We approximate the bottom of the pit as a half sphere with radius \(r_b\), the effective radius of the pit. Although a simplification of reality, it makes the scenario mathematically tractable. We integrate the above equation from the idealized pit boundary \((r_b, h_b)\) to the wetting front \((r_f, h_0)\) and obtain: \[ \frac{Q}{2 \pi}\Big(\frac{1}{r_b} - \frac{1}{r_f}\Big) = K_{sat} (h_b - h_0) \] Solving for \(Q\), we obtain: \[ Q = 2 \pi K_{sat} \Big(\frac{r_b r_f}{r_f - r_b} \Big) (h_b - h_0) \]

Now that we have \(Q\) as a function of \(r_f\), we can focus on determining how \(r_f\) changes over time. The propagation of \(r_f\) is simply the total outward flow \(Q\) divided by the surface area of the half sphere \(2 \pi r^2\), divided by the available soil storage \(\Delta \theta = \theta_s - \theta_0\). In other words: \[ \frac{\partial r_f}{\partial t} = \frac{Q}{2 \pi r^2 \Delta \theta} \, . \] Plugging in for \(Q\) and rearranging terms, we get: \[ \frac{1}{r_b} \Big[ r_f^2 - r_b r_f \Big] \partial r_f = \frac{K_{sat}}{\Delta \theta} \Big[ h_b - h_0 \Big] \partial t \,. \]

We can then integrate from \((r_b, 0)\) to \((r_f, t)\) to obtain: \[ \frac{1}{r_b} \Big( \frac{1}{3} r_f^3 - \frac{r_b}{2} r_f^2 \Big) \Bigg|_{r_b}^{r_f} = \frac{K_{sat}}{\Delta \theta} \Big( h_b - h_0 \Big) t \, \Bigg|_0^t \]

Plugging in values and solving for \(t\), we finally obtain: \[ t = \frac{\Delta \theta}{K_{sat} (h_b - h_0)} \Bigg[ \frac{r_f^3}{3 r_b} - \frac{r_f^2}{2} + \frac{r_b^2}{6} \Bigg] \]

The volume of a half sphere is equal to \(V_s(r) = 2/3 \pi r^3\).
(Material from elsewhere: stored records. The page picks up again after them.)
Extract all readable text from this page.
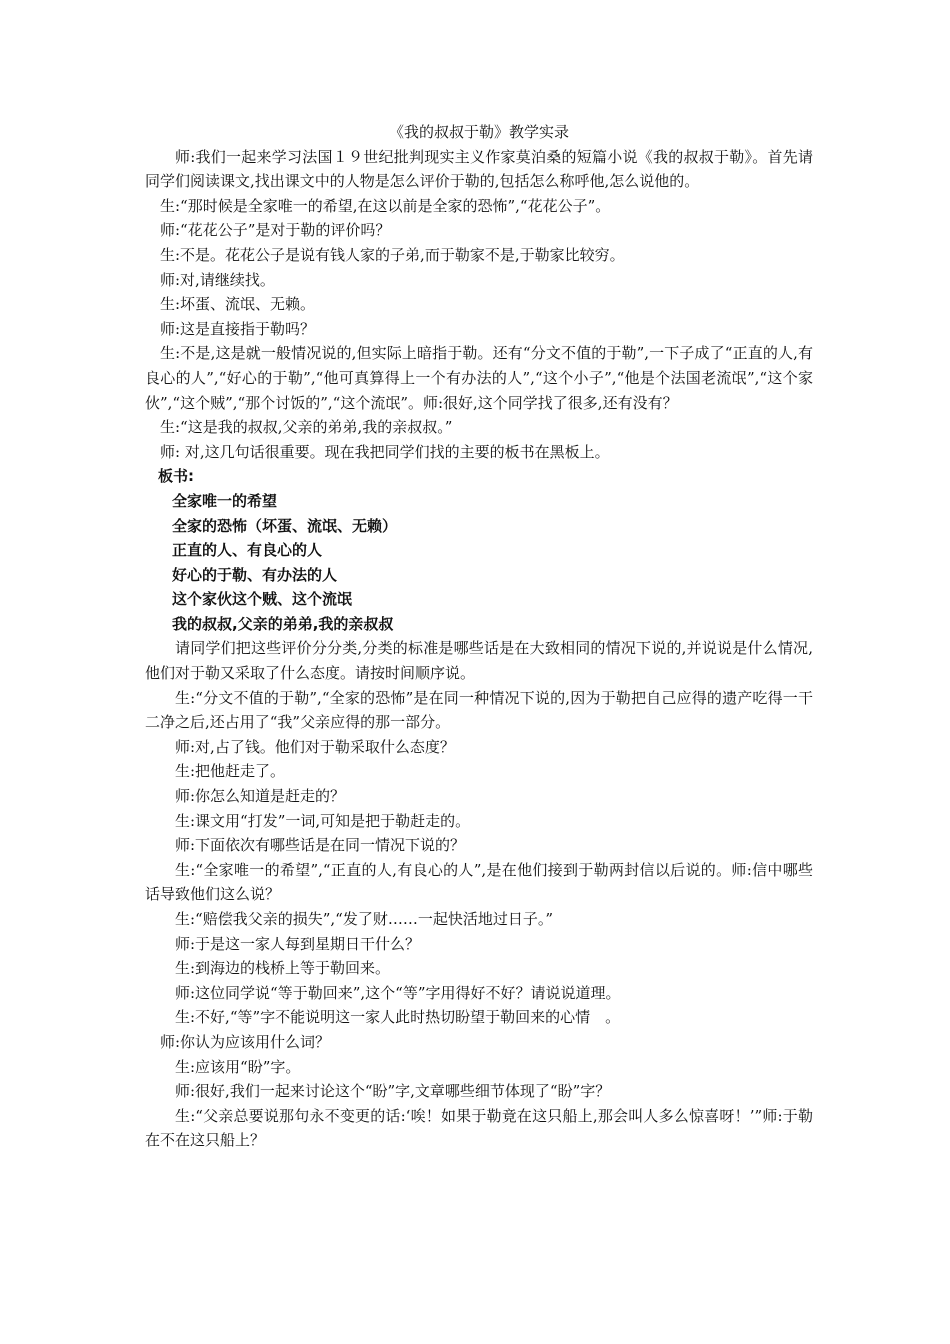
《我的叔叔于勒》教学实录

师:我们一起来学习法国１９世纪批判现实主义作家莫泊桑的短篇小说《我的叔叔于勒》。首先请同学们阅读课文,找出课文中的人物是怎么评价于勒的,包括怎么称呼他,怎么说他的。

生:“那时候是全家唯一的希望,在这以前是全家的恐怖”,“花花公子”。

师:“花花公子”是对于勒的评价吗？

生:不是。花花公子是说有钱人家的子弟,而于勒家不是,于勒家比较穷。

师:对,请继续找。

生:坏蛋、流氓、无赖。

师:这是直接指于勒吗？

生:不是,这是就一般情况说的,但实际上暗指于勒。还有“分文不值的于勒”,一下子成了“正直的人,有良心的人”,“好心的于勒”,“他可真算得上一个有办法的人”,“这个小子”,“他是个法国老流氓”,“这个家伙”,“这个贼”,“那个讨饭的”,“这个流氓”。师:很好,这个同学找了很多,还有没有？

生:“这是我的叔叔,父亲的弟弟,我的亲叔叔。”

师: 对,这几句话很重要。现在我把同学们找的主要的板书在黑板上。

板书:

全家唯一的希望
全家的恐怖（坏蛋、流氓、无赖）
正直的人、有良心的人
好心的于勒、有办法的人
这个家伙这个贼、这个流氓
我的叔叔,父亲的弟弟,我的亲叔叔

请同学们把这些评价分分类,分类的标准是哪些话是在大致相同的情况下说的,并说说是什么情况,他们对于勒又采取了什么态度。请按时间顺序说。

生:“分文不值的于勒”,“全家的恐怖”是在同一种情况下说的,因为于勒把自己应得的遗产吃得一干二净之后,还占用了“我”父亲应得的那一部分。

师:对,占了钱。他们对于勒采取什么态度？

生:把他赶走了。

师:你怎么知道是赶走的？

生:课文用“打发”一词,可知是把于勒赶走的。

师:下面依次有哪些话是在同一情况下说的？

生:“全家唯一的希望”,“正直的人,有良心的人”,是在他们接到于勒两封信以后说的。师:信中哪些话导致他们这么说？

生:“赔偿我父亲的损失”,“发了财……一起快活地过日子。”

师:于是这一家人每到星期日干什么？

生:到海边的栈桥上等于勒回来。

师:这位同学说“等于勒回来”,这个“等”字用得好不好？请说说道理。

生:不好,“等”字不能说明这一家人此时热切盼望于勒回来的心情　。

师:你认为应该用什么词？

生:应该用“盼”字。

师:很好,我们一起来讨论这个“盼”字,文章哪些细节体现了“盼”字？

生:“父亲总要说那句永不变更的话:‘唉！如果于勒竟在这只船上,那会叫人多么惊喜呀！’”师:于勒在不在这只船上？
Therefore we can determine the amount of infiltration as \(F_s = \Delta \theta (V_s(r_f) - V_s(r_b))\), or: \[ F_s = \Delta \theta \pi \frac{2}{3}\Big( r_f^3 - r_b^3 \Big) \] Conversely, we can calculate \(r_f\) from \(F_s\) as: \[ r_f = \Big( \frac{3 F_s}{2 \Delta \theta \pi} + r_b^3 \Big)^{1/3} \]
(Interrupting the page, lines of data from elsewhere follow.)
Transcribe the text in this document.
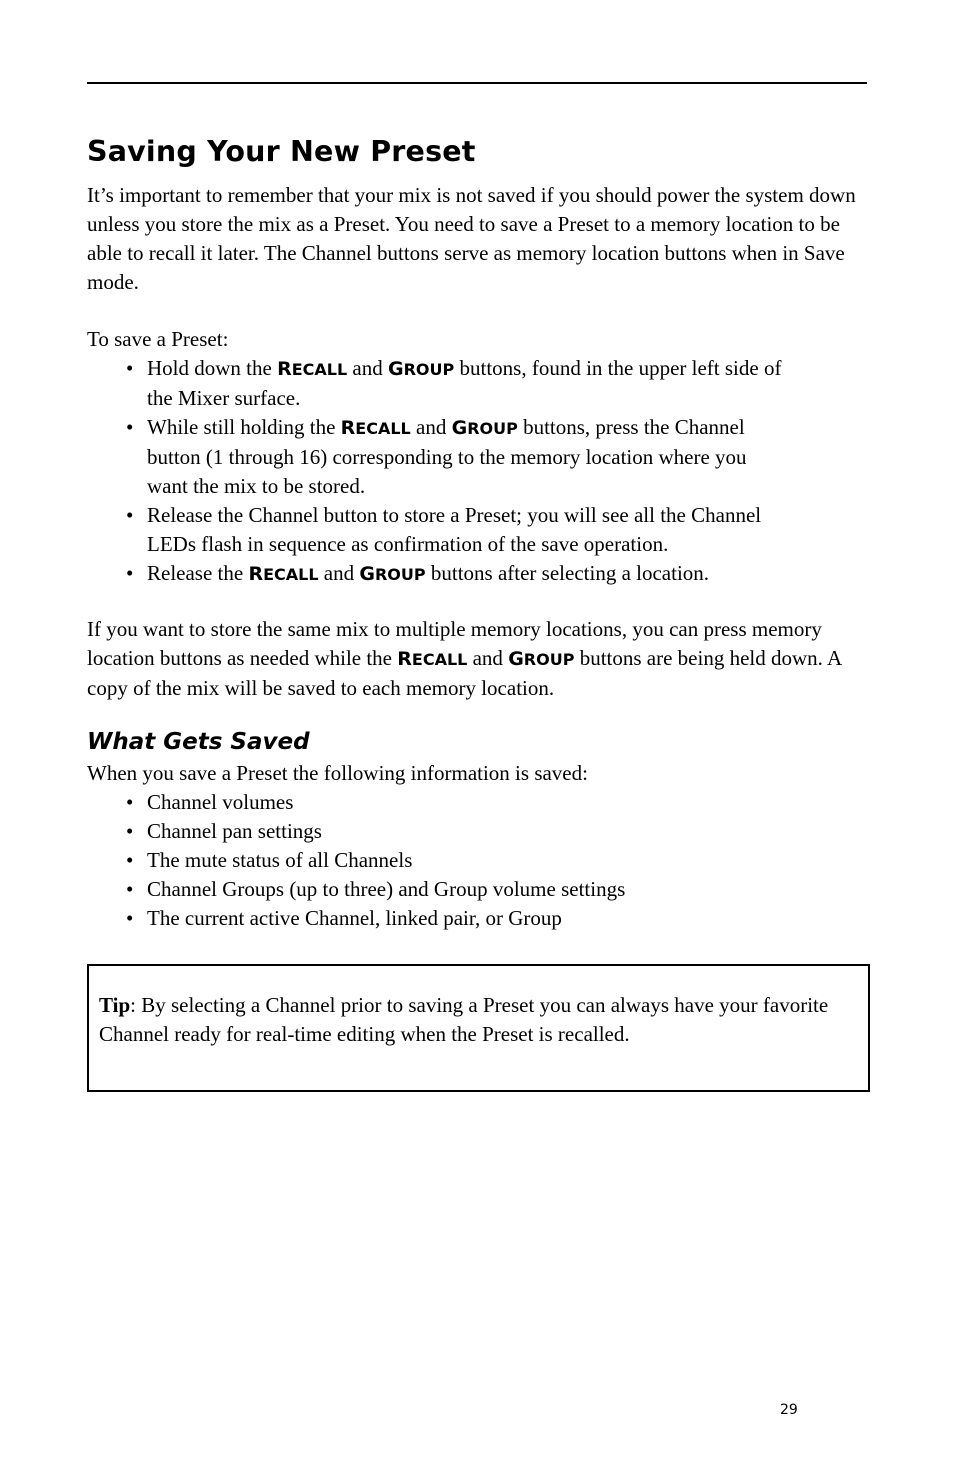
Saving Your New Preset

It’s important to remember that your mix is not saved if you should power the system down unless you store the mix as a Preset. You need to save a Preset to a memory location to be able to recall it later. The Channel buttons serve as memory location buttons when in Save mode.

To save a Preset:

• Hold down the RECALL and GROUP buttons, found in the upper left side of the Mixer surface.
• While still holding the RECALL and GROUP buttons, press the Channel button (1 through 16) corresponding to the memory location where you want the mix to be stored.
• Release the Channel button to store a Preset; you will see all the Channel LEDs flash in sequence as confirmation of the save operation.
• Release the RECALL and GROUP buttons after selecting a location.

If you want to store the same mix to multiple memory locations, you can press memory location buttons as needed while the RECALL and GROUP buttons are being held down. A copy of the mix will be saved to each memory location.

What Gets Saved

When you save a Preset the following information is saved:

• Channel volumes
• Channel pan settings
• The mute status of all Channels
• Channel Groups (up to three) and Group volume settings
• The current active Channel, linked pair, or Group

Tip: By selecting a Channel prior to saving a Preset you can always have your favorite Channel ready for real-time editing when the Preset is recalled.

29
This model is implemented using the functions get_greenampt_hsphere_time to calculate time as \(t = f(F_s)\) and get_greenampt_hsphere_numerical to calculate cumulative recharge \(F_s = f(t)\) using a numerical solver.

library(units)
r_b <- set_units(2, "ft") # length
theta_0 <- 0.2 # unitless
theta_s <- 0.35 # unitless
F_s <- set_units(c(1, 5, 10, 20), "ft^3") # units of length^2
Ksat <- set_units(0.2, "cm/h") # length / time
h_b <- set_units(6, "ft") # hydraulic head (length)
h_0 <- set_units(-10, "cm") # hydraulic head (length)
times <- get_greenampt_hsphere_time(theta_0, theta_s, F_s, Ksat, h_b, h_0, r_b)
F_s_calculated <- get_greenampt_hsphere_numerical(theta_0, theta_s, Ksat, h_b, h_0, r_b, times)

plot(times, F_s, cex = 2, col = 'blue')
points(times, F_s_calculated, pch = 4, col = 'red', cex = 1)
legend(6, 7, legend = c("get_greenampt_hsphere_time", "get_greenampt_hsphere_numerical"), 
       col = c("blue", "red"), cex = 0.8, pch = c(1, 4))